Today, on Veterans Day, I think back to that podium and the bridge I tried to build in his honor. When I remember that podium, that audience, and that speech, I’m struck by how much has changed for me and how little has for him. Psychedelics have given me the chance to break free of inherited silence, to find peace in a way I never imagined. And yet, I have to accept that his journey and mine were never meant to align. Today, as I reflect, I understand that the closest I can come to honoring him is by accepting this difference. I see him for who he is—a man who fought his battles alone, whose silence is his shield, and whose version of “fine” will never mean healed.

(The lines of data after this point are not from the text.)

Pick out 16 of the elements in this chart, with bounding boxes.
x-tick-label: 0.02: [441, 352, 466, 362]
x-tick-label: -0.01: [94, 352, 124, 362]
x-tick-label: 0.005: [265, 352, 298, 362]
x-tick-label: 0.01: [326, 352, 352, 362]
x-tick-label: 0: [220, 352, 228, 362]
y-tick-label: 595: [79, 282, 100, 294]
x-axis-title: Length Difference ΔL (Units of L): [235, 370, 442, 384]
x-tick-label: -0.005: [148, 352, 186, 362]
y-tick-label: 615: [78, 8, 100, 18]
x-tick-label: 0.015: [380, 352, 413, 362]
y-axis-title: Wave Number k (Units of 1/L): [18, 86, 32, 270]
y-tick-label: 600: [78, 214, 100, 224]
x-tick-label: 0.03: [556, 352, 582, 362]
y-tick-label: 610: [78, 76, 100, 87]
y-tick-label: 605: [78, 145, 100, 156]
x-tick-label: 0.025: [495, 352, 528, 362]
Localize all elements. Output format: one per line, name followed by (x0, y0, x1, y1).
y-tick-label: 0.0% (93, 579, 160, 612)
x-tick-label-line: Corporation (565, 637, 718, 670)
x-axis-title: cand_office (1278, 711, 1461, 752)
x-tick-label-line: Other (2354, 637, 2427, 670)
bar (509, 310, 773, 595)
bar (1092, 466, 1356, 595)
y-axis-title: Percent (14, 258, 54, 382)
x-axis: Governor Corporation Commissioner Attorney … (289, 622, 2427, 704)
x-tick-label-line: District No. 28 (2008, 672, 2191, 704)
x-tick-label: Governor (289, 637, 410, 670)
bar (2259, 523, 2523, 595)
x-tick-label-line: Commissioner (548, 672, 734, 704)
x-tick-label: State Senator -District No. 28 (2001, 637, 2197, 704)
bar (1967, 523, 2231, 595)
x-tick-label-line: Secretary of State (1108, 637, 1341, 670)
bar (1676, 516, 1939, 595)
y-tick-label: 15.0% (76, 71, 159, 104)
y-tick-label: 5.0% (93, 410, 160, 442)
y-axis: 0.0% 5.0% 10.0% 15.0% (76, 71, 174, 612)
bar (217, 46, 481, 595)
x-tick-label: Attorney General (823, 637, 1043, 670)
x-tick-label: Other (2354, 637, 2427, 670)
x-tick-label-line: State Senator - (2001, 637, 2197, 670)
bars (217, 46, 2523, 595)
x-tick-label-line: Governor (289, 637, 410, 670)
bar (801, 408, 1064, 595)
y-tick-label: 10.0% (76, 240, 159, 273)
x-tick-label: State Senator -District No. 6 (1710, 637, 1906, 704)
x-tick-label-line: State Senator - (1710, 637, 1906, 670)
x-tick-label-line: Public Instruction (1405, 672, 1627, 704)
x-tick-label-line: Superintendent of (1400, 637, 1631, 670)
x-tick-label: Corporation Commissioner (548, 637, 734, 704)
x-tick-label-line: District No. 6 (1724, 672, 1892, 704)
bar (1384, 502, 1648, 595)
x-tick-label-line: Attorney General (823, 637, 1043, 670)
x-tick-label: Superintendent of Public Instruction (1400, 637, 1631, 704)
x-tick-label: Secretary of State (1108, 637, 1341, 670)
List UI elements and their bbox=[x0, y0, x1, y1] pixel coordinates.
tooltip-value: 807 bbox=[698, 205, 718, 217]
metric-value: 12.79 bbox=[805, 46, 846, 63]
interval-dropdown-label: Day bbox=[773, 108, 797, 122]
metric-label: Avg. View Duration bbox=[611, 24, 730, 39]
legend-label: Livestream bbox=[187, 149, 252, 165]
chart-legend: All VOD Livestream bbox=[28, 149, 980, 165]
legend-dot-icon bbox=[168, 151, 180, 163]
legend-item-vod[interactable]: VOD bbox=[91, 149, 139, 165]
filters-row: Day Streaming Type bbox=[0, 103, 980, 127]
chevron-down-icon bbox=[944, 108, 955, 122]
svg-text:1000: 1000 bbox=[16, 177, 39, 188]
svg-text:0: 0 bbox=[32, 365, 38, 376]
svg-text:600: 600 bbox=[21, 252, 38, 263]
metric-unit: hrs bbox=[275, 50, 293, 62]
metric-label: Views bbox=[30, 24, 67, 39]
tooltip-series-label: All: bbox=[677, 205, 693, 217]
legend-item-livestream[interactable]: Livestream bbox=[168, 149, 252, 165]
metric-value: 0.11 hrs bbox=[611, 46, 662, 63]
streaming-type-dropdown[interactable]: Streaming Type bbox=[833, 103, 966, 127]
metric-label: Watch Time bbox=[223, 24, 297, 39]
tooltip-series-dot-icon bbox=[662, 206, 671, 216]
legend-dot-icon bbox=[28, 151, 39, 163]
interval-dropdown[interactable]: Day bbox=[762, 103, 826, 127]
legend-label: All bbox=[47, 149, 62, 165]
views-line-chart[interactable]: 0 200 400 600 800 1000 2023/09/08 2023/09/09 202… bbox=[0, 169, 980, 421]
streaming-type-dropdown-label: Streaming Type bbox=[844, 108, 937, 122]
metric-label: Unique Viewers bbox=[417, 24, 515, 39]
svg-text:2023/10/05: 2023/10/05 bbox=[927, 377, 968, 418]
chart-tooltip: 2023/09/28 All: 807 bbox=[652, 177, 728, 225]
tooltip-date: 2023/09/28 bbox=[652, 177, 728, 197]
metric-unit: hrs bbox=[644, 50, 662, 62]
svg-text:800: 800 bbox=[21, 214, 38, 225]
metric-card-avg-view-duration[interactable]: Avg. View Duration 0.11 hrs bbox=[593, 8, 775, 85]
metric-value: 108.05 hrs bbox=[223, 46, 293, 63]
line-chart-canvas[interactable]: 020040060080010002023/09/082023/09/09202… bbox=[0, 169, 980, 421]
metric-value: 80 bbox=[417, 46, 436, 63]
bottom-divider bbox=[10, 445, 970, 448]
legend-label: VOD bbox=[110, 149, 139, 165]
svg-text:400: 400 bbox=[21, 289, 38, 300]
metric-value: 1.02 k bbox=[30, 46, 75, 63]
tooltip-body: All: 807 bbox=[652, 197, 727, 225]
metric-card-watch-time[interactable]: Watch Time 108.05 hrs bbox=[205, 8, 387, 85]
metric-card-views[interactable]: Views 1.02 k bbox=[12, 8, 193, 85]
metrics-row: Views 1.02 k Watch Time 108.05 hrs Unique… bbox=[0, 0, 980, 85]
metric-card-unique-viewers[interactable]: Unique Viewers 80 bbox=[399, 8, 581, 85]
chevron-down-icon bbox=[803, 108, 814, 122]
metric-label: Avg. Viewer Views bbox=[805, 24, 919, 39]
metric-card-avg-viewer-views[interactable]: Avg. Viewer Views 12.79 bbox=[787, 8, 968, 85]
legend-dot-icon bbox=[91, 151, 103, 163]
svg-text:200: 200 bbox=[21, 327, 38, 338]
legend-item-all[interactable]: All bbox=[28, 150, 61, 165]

For him, every day will continue to carry a memory of Vietnam. Every day, he’ll live with those unspoken losses. I wish there were more I could do to help him understand what I’ve found, but I know that some paths are simply not meant to cross.
And so I sit here, accepting that our journeys are different, that the best way I can honor him is to let him keep his silence, his version of “fine.” It’s a solemn peace I’ve made, knowing that he’ll continue to carry Vietnam with him, day after day, while I walk a path he’ll never choose. But perhaps, by understanding this difference, I’m honoring him as he truly is.
Sometimes when I go back into the histories of the psychedelic movement, I sometimes wonder about the worlds apart…the Timothy Leary’s and the LSD studies in the 1950s and 1960s…and people like my father 8,000 miles away in a jungle.
I do know that two things happened in 1968.
In October of 1968, Lyndon B. Johnson, President at the time, signed into law that LSD was officially illegal in the United States…and interestingly enough, it was the same time my father first stepped off of a plane into Vietnam.